CF: I wonder, if you did not have tenure, whether you would have been terminated?
EP: They were looking for reasons to fire me. They are very disappointed that they were not able to find enough grounds to fire me because of my tenure. They think I lied to get tenure and then showed my true colors and I have clearly showed them that’s not true.
CF: Have you ever thought about leaving the profession?
EP: I consider it. I consider at least not teaching there anymore. The school is going in a direction I strongly disagree with. But also, if I’m honest, don’t want to give them the satisfaction.
CF: You have a side-gig. You are writing for a news-comedy channel. Do you want to tell our readers about that?
EP: Sure. During the investigation I was personally very certain that I was going to be fired and I watched this YouTube show called “America Uncovered” from time to time. I liked them a lot, and they put out a video saying they were looking for writers. I applied thinking nothing would come of it but it would be so much fun, but they got back to me and wanted me to give them some pitches. Now I write an episode for them almost every week. They are a great group of people and it’s a great show.
CF: It’s a center-right news comedy show. So they tell the news, but they give it punchlines.
EP: It’s news first, and they put a lot of emphasis on trying to make sure the research is thorough and the facts are accurate, and then they sprinkle humor in on top of it. It’s the counterpart to John Oliver or The Daily Show with Trevor Noah. Those are left. We take on a similar format but are striving to be unbiased. It leans a little bit right but we try hard to present both sides, which I appreciate.

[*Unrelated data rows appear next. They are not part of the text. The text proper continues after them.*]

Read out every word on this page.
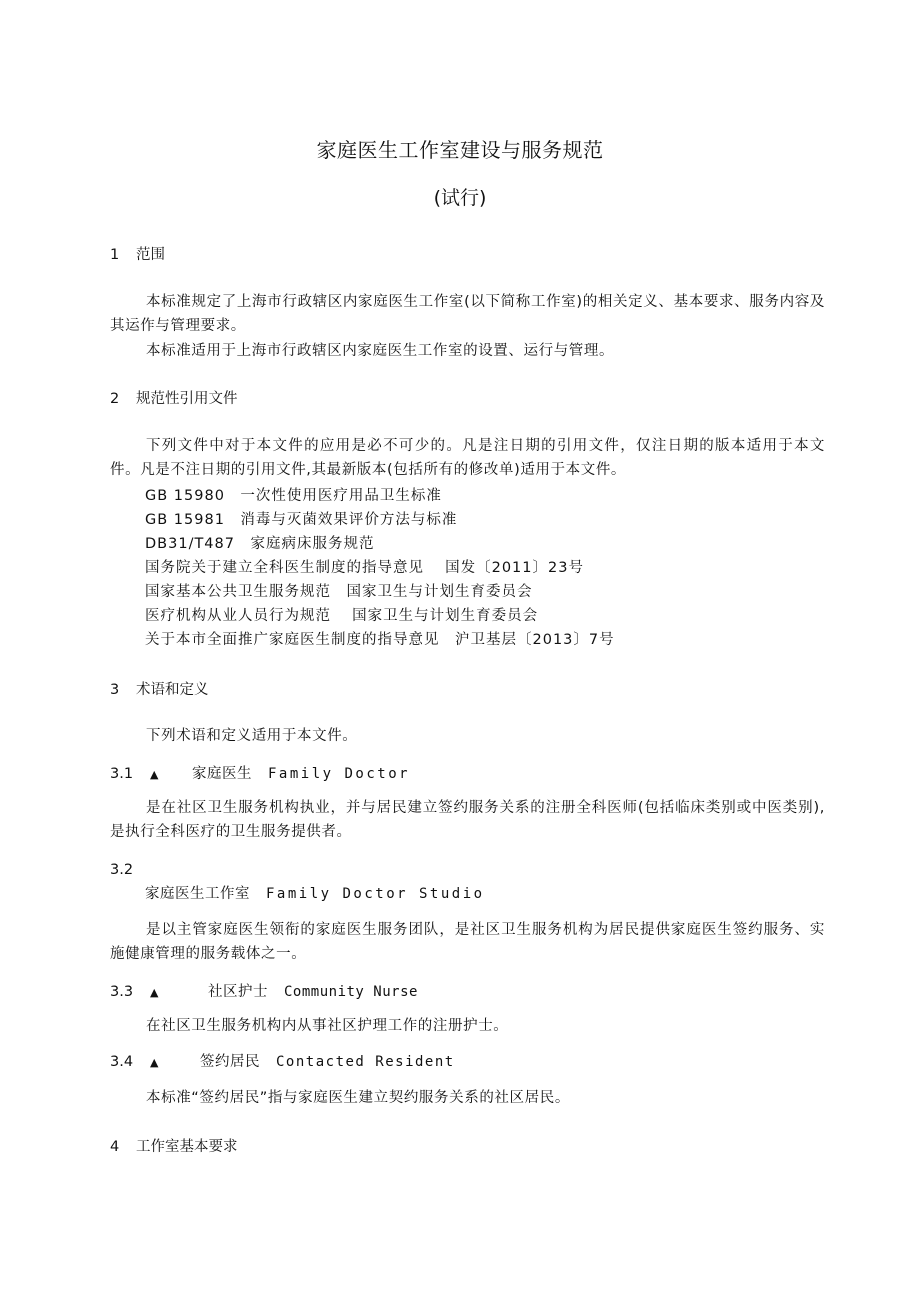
家庭医生工作室建设与服务规范
(试行)
1 范围
本标准规定了上海市行政辖区内家庭医生工作室(以下简称工作室)的相关定义、基本要求、服务内容及其运作与管理要求。
本标准适用于上海市行政辖区内家庭医生工作室的设置、运行与管理。
2 规范性引用文件
下列文件中对于本文件的应用是必不可少的。凡是注日期的引用文件，仅注日期的版本适用于本文件。凡是不注日期的引用文件,其最新版本(包括所有的修改单)适用于本文件。
GB 15980　一次性使用医疗用品卫生标准
GB 15981　消毒与灭菌效果评价方法与标准
DB31/T487　家庭病床服务规范
国务院关于建立全科医生制度的指导意见　 国发〔2011〕23号
国家基本公共卫生服务规范　国家卫生与计划生育委员会
医疗机构从业人员行为规范　 国家卫生与计划生育委员会
关于本市全面推广家庭医生制度的指导意见　沪卫基层〔2013〕7号
3 术语和定义
下列术语和定义适用于本文件。
3.1 ▲ 家庭医生 Family Doctor
是在社区卫生服务机构执业，并与居民建立签约服务关系的注册全科医师(包括临床类别或中医类别),是执行全科医疗的卫生服务提供者。
3.2
家庭医生工作室 Family Doctor Studio
是以主管家庭医生领衔的家庭医生服务团队，是社区卫生服务机构为居民提供家庭医生签约服务、实施健康管理的服务载体之一。
3.3 ▲	社区护士 Community Nurse
在社区卫生服务机构内从事社区护理工作的注册护士。
3.4 ▲	签约居民 Contacted Resident
本标准“签约居民”指与家庭医生建立契约服务关系的社区居民。
4 工作室基本要求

CF: You strike me as sort of this soft-spoken intellectual warrior. Would you say that’s an accurate description?
EP: I have never heard myself described that way before. Yeah, I think it’s probably accurate. One of the things Jesse [Singal] said about me in the Reason article, or maybe he said it somewhere else, is I am a little bit awkward. And I am. I am a little bit awkward, I know I am a little bit awkward. I am definitely an intellectual, I’ve been in academia for most of my life. So yeah, I’m an academic, and a nerd. But I have a strong undercurrent of feeling that surges up when I see what I perceive to be injustice.
CF: How can students discern critical race theory and counter it with facts, data and statistics?

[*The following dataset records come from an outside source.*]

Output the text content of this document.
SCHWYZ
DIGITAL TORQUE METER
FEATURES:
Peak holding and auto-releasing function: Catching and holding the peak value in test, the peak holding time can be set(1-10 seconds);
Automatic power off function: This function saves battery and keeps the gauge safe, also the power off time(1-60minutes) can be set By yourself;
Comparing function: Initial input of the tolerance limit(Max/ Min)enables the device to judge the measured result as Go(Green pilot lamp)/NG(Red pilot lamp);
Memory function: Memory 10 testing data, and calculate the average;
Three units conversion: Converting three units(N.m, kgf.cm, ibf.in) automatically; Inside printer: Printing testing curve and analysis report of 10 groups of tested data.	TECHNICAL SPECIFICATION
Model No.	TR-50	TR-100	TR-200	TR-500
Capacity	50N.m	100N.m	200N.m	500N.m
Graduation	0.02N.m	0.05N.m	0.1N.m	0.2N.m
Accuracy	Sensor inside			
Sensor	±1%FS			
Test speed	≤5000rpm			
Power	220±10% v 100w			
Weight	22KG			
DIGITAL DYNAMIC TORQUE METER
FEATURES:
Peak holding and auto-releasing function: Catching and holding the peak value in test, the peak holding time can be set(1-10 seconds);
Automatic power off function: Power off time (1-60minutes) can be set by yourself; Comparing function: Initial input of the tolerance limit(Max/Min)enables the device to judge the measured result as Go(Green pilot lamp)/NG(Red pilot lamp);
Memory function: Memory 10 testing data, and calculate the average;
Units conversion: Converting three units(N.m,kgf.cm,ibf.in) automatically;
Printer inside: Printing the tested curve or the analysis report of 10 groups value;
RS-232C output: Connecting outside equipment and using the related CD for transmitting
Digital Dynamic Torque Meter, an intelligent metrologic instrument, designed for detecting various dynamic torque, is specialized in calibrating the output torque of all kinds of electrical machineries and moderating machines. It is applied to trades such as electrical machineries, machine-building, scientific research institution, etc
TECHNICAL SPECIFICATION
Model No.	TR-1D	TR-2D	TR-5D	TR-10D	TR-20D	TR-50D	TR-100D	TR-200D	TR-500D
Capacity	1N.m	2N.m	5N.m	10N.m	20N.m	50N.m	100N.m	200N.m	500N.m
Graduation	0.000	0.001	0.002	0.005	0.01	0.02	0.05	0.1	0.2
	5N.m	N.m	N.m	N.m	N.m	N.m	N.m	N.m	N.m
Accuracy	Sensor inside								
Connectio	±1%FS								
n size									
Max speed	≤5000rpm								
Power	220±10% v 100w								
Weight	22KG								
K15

EP: I am very saddened at having watched the progression of critical race theory, which I didn’t have a name for until recently in higher education. It really began to take hold when I was in college but I didn’t know what it was then. In hindsight, I can see the path it has taken. I am actually thinking of writing a book about my experiences starting as a student then as a teacher on how this became more and more prevalent just throughout my lifetime. And I worry, because some of the teachers I work with who are very, very passionate — devoted to critical race theory — facts do not sway them. And then they start calling people names, like “racists.” I don’t know how to move forward in higher education, because the administrators of the school think I am racist, and I think what the school is doing is racist. I think what we are going to end up with are schools that are pro-CRT, and schools that are anti-CRT, and we are going to have states supporting it, and states banning it, and we are going to have to find out how to make that work as a union, as a country.